Larry Itliong, also known as “Seven Fingers,” was a Filipino-American labor organizer whose story is not as well known as others but is just as important to our history. 

It’s been said that Cesar Chavez inspired the world but that Larry Itliong inspired Cesar Chavez. In an era known for civil rights movements, Itliong fought for better working conditions in a country thousands of miles from his homeland of the Philippines. 

He came to the U.S. in 1929 when he was 15, never having slept in a bed or lived in a home with electricity. He was a natural activist and worked as a laborer and a farmhand in several states. 

Itliong first joined striking lettuce workers in Washington State. Later, he fished in Alaska and organized the cannery workers there. It was also in Alaska that he lost three fingers in an accident in a cannery, earning him the nickname “Seven Fingers.” 

Itliong went on to organize Filipino farm workers as they followed the seasonal harvests of grapes, raisins, brussel sprouts and other crops across Central California. 
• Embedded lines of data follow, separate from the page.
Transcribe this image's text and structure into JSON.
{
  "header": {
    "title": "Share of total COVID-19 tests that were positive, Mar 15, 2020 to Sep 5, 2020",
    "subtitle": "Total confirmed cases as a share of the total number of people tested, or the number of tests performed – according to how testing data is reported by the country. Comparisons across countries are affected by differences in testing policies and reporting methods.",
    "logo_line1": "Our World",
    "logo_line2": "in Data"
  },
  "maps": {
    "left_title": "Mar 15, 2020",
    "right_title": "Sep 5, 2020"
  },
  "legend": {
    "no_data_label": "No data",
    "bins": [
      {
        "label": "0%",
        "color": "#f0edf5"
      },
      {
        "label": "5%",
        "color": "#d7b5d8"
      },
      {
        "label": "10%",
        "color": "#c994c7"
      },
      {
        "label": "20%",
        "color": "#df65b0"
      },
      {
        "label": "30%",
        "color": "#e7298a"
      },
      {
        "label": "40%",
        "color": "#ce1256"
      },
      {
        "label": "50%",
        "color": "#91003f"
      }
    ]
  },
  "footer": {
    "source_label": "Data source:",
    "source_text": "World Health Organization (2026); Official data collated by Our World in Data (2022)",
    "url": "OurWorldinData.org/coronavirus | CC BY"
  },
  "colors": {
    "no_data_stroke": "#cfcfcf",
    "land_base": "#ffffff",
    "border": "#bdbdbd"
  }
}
In 1965, Itliong lead a grape strike in Delano that set the stage for the boycott that would lead Chavez and thousands of farmworker families to create the nation’s pioneering agricultural labor union, the United Farm Workers. 

The historic strike vote led by Itliong and the Agricultural Workers Organizing Committee took place on Sept. 8 1965 and was soon joined by the Chavez-led National Farm Workers Association. Five years later, they formed the powerful United Farm Workers and forever changed the face of agricultural labor in California. 

Itliong spent his life standing up for his belief that “everyone has equal rights and justice, but you have to make that come about.” He died on Feb. 8, 1977, leaving a legacy of activism that inspires us all.